Treat Clothing With Permethrin

If you know you’re going to be spending some serious time outside, such as a deep woods hike, you should treat your clothing with products containing permethrin. It’s important to spray as much clothing as possible such as your pants, socks, hiking boots, hat, etc. This treatment will be protective through several washings, but pre-treated clothing can also be purchased, which will provide longer-lasting protection.

Avoid Tick-Heavy Areas

Whenever possible, avoid walking through wooded and brushy areas or areas with high grass. Ticks tend to hide in these areas, increasing your likelihood of contact. When hiking, walk in the center of trails. Stay in the sun whenever possible, as ticks tend to stay in shaded, cool areas.

Clear Habitats for Tick-Carriers

Small animals such as mice, woodchucks, and rabbits often carry ticks. In order to decrease the likelihood of tick bites in your yard, clear out all possible habitats for these small animals such as brush and leaf piles. Clearing out these areas will reduce the number of tick-carriers in your yard and will give the ticks themselves less places to hide.
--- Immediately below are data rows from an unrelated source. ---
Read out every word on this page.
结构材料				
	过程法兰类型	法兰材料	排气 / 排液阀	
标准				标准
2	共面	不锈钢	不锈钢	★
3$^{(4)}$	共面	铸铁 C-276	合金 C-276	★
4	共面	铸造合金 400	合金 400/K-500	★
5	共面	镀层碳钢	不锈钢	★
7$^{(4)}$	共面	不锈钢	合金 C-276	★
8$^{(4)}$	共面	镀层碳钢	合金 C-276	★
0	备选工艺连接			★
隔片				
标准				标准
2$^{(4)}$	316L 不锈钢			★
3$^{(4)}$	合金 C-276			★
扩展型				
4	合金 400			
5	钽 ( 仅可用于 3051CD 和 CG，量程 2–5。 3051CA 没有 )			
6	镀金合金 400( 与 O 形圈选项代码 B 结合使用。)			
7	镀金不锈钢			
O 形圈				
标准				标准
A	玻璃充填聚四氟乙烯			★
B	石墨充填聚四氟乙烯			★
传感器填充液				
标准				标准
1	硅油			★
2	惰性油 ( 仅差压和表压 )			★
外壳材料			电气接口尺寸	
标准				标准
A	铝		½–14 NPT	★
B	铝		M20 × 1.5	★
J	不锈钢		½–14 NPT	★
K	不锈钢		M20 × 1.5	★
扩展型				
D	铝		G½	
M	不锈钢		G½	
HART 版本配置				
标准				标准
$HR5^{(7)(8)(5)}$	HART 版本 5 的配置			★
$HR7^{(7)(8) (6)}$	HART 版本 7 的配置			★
Cover as Much of Your Body as Possible

When hiking or entering tick-heavy areas, it’s important to cover as much of your body as possible. Tuck your pants into your socks to avoid tick bites around your ankles. Make sure your arms are covered and your shirt is not loose enough on your body that ticks can crawl underneath it.

Examine Your Pets

One of the biggest carriers of ticks is your pet! Pets often explore the great outdoors and end up in tick-heavy areas. Ticks often latch onto your pets, bringing the ticks inside your home. Take proper precautions to decrease the likelihood of tick bites in your pets and thoroughly check your pets for ticks after each time they’ve been outside.

Conduct Full-Body Tick Checks

After being outside, a tick can remain on your body without having latched on. For this reason, it’s important to check your entire body for ticks after spending time outside. Be sure to examine thoroughly, checking areas that were not exposed as well as those that were. If a tick is removed shortly after it has attached, your likelihood of disease is significantly lower.

Bathe or Shower ASAP

If you have spent time outside, you should bathe or shower immediately after coming inside. Using extremely hot water can kill the tick or cause it to detach. Often times, bathing is a good way to conduct a thorough search for ticks because you will be more likely to check your entire body.

Tumble Dry Your Clothes

In many cases, ticks will end up in your clothes. It’s important to kill these ticks before they have a chance to get loose in your house or bite someone. For this reason, it’s a good idea to tumble dry your clothes after spending time outside. Drying your clothes on high heat for 10 minutes will kill any ticks on your clothing, although you may need additional time if your clothes are damp. If you need to wash your clothing, do so with hot water, as cold water will not kill the ticks. After washing, tumble dry on low heat for 90 minutes or high heat for 60 minutes to ensure that any ticks are dead.